What the Scandinavian Mountains are
The Scandinavian Mountains, also called the Scandes, occupy much of Norway and the western edge of Sweden, with low outer extensions reaching far northwestern Finland. Their main uplands trend generally southwest to northeast along the peninsula. In the south, high plateaus and massifs spread across a broad area of Norway; farther north, the belt follows the Norwegian-Swedish border and approaches the coast through a broken sequence of peaks, valleys, and fjord-cut peninsulas.
The range does not resemble a narrow wall with one unbroken crest.
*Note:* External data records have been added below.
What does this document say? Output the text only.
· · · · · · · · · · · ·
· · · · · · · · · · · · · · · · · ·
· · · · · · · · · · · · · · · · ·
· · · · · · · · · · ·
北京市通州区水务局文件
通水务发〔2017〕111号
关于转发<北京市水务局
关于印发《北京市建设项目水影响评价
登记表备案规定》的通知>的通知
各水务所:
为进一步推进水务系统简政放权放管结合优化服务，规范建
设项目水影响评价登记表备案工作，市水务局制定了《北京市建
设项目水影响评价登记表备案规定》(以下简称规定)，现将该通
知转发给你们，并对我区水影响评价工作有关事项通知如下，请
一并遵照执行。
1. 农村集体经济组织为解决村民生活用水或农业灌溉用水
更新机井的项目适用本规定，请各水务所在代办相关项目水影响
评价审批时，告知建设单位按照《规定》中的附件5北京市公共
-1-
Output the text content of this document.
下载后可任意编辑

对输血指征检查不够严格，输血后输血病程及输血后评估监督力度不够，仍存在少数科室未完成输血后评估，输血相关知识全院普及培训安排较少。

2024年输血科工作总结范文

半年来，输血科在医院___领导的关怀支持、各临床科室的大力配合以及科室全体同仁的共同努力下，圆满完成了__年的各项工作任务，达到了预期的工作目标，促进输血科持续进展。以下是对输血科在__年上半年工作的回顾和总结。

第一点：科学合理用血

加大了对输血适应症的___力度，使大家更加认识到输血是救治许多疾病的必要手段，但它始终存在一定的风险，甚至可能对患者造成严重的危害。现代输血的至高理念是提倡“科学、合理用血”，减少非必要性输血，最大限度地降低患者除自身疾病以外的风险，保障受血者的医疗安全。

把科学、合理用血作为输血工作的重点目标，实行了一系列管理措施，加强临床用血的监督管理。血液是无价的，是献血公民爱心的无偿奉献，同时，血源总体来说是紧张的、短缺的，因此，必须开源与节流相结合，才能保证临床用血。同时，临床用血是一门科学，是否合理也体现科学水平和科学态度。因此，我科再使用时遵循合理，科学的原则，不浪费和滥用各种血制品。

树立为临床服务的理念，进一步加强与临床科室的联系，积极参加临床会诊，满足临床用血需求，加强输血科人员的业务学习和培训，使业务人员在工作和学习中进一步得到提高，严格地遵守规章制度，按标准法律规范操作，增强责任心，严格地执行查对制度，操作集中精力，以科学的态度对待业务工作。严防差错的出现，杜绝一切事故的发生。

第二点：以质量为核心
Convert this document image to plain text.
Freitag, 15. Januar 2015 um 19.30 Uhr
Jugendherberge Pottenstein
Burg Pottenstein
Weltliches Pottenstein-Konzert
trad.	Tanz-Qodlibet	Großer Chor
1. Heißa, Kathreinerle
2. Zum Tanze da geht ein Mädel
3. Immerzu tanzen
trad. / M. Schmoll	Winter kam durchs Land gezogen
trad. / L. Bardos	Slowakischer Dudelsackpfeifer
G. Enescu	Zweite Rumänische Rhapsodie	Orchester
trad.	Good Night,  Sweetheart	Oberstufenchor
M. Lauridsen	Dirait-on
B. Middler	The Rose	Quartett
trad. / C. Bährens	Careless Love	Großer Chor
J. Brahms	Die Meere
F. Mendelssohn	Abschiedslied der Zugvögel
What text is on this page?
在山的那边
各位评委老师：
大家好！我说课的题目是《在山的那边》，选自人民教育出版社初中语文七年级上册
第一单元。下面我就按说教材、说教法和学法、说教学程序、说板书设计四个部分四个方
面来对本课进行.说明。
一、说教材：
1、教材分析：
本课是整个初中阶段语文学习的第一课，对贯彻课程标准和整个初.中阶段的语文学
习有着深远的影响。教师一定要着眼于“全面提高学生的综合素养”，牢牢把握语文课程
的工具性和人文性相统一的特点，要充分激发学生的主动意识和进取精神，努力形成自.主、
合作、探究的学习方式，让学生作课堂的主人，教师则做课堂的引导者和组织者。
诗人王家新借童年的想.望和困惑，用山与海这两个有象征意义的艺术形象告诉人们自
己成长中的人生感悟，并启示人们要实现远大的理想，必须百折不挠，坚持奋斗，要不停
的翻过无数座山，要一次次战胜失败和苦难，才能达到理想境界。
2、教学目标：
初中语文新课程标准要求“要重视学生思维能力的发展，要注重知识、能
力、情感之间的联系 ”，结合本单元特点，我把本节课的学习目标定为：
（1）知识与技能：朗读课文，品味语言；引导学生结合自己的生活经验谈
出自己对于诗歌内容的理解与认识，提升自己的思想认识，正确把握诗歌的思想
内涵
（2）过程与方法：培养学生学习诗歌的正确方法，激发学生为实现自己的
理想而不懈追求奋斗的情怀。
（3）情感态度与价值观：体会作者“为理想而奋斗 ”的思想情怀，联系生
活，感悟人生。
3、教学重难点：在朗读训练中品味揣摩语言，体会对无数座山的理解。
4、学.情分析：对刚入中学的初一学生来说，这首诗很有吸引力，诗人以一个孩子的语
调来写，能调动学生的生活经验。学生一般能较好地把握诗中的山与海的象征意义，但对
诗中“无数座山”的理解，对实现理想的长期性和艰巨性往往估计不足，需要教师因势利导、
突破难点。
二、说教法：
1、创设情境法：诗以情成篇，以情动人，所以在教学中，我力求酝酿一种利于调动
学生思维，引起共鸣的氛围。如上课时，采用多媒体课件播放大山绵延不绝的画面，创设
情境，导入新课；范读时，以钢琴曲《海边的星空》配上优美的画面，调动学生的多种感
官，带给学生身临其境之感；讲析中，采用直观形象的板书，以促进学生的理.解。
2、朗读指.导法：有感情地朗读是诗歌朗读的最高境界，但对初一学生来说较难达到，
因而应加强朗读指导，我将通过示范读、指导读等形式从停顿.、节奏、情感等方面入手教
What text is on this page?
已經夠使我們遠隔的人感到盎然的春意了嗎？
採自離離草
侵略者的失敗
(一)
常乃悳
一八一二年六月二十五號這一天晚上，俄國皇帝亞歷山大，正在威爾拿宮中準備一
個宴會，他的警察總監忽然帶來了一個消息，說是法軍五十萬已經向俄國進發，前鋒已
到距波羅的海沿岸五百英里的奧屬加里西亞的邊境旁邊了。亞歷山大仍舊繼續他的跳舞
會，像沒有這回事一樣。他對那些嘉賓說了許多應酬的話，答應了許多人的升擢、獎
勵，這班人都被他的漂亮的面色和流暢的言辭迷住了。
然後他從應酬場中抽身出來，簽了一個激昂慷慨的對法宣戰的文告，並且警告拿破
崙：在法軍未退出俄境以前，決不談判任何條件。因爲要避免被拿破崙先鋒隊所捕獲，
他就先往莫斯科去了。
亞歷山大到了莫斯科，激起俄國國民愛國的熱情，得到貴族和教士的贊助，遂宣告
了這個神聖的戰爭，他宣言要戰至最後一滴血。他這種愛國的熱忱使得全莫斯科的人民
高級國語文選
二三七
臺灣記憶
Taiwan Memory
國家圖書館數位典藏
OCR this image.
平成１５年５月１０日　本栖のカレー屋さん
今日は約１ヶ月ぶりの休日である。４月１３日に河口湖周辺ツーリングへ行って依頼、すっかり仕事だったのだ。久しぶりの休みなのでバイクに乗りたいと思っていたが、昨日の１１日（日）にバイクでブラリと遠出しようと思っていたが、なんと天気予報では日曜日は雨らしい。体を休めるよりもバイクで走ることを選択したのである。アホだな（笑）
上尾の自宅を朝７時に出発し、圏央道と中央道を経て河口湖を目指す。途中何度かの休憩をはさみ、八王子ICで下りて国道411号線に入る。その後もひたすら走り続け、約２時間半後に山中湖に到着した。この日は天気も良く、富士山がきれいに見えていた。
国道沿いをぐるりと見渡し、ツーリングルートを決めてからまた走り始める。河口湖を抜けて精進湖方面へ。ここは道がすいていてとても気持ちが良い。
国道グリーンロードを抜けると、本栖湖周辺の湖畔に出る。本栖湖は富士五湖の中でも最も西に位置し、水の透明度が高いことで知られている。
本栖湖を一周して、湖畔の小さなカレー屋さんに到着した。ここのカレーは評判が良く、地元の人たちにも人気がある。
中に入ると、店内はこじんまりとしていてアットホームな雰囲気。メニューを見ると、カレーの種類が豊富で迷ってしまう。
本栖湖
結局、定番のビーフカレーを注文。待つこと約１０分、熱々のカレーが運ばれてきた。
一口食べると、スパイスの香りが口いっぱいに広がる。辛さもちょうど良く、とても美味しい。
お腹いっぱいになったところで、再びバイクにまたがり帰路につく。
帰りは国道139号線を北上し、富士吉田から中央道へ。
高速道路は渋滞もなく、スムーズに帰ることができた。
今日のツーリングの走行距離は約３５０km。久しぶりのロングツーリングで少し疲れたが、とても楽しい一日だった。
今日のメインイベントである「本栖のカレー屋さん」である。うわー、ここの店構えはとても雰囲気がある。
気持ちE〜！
It is a complex highland of plateaus, rounded uplands, steep local massifs, deep troughs, and lower passes. Jotunheimen contains the highest peaks, while other major terrain units include Hardangervidda, Dovrefjell, the Swedish fells, and the northern mountains of Nordland, Troms, and Lapland.
An old orogen within a younger landscape
Much of the range follows the Scandinavian Caledonides, a mountain belt assembled when ancient continents and intervening crust converged during the Paleozoic Era. Large sheets of rock were thrust over the edge of the Fennoscandian Shield, producing a varied foundation of metamorphic rocks, sedimentary units, and older crystalline basement.
The original Caledonian mountains were worn down over immense spans of time. The present high topography reflects later uplift and renewed erosion, although the causes and timing of that uplift remain subjects of geological study. This distinction matters: the rocks and structures are ancient, but the elevation and strongly cut modern relief are products of a much longer landscape history.
Glacially carved plateaus, troughs, and fjords
Repeated glaciations transformed the upland. Ice widened and deepened river valleys into U-shaped troughs, cut cirques around high peaks, sharpened ridges, and excavated basins now occupied by lakes. On the western side, many glacial valleys continue below sea level as fjords, placing steep mountain walls beside long marine inlets.
Between the deeply cut valleys, remnants of older upland surfaces survive as broad plateaus and rounded summits. Local relief therefore varies greatly: open, gently rolling high ground can lie near abrupt valley walls, alpine horns, and coastal mountains rising directly above fjords.
Steep ocean-facing relief
Short valleys, fjords, escarpments, and high local relief mark much of the Norwegian side.
Plateaus and massifs
Broad uplands are interrupted by high groups such as Jotunheimen and by deep glacial troughs.
Longer, gentler descent
The Swedish side generally steps down through fells, valleys, forests, and lake country toward the Baltic basin.
A divided network of short and long rivers
The mountains form a major watershed between the Atlantic and Arctic-facing coast of Norway and the Baltic-linked drainage of Sweden. West of the divide, many rivers descend over short distances through steep valleys to fjords and coastal waters. East of it, longer systems such as the headwaters of the Klarälven-Göta älv, Dalälven, Ume, and Lule rivers cross wider inland slopes toward the Baltic Sea or its gulfs.
Snowmelt is a major seasonal water source, and glaciers add meltwater to some high mountain catchments. Norway holds large remaining glaciers, including the Jostedalsbreen ice cap and the western and eastern Svartisen ice fields. These modern ice bodies occupy only part of the formerly glaciated terrain, but they remain important to runoff and highland landforms.
Maritime west, continental east
Prevailing westerly airflow brings moist North Atlantic air toward the mountains. As that air rises over the western slopes, it cools and produces heavy rain and snow. The ocean also moderates temperatures near the Norwegian coast, allowing wet maritime conditions to reach high latitudes.
Air descending east of the main divide is generally drier, creating a marked rain-shadow effect across interior Norway and Sweden. Latitude and elevation add further contrasts: winters become longer northward, snow persists later on high ground, and exposed plateaus experience colder and windier conditions than nearby lowlands. The result is a climate gradient shaped jointly by ocean proximity, relief, slope exposure, and north-south extent.
From North Atlantic fjords to Baltic lowlands
The Scandinavian Mountains are best understood as one side of an asymmetric peninsula. Their steep western margin meets the Norwegian Sea and North Sea through fjords and coastal valleys, while their eastern flank grades toward the older low-relief surfaces, river valleys, forests, and lake districts of Sweden. In the north, mountain terrain also connects with the broad high-latitude landscapes of Lapland.
Within the atlas, the range belongs in the mountain hub and compares usefully with the Alps as a glaciated European highland and with the Ural Mountains as an ancient range whose continental role extends beyond summit height.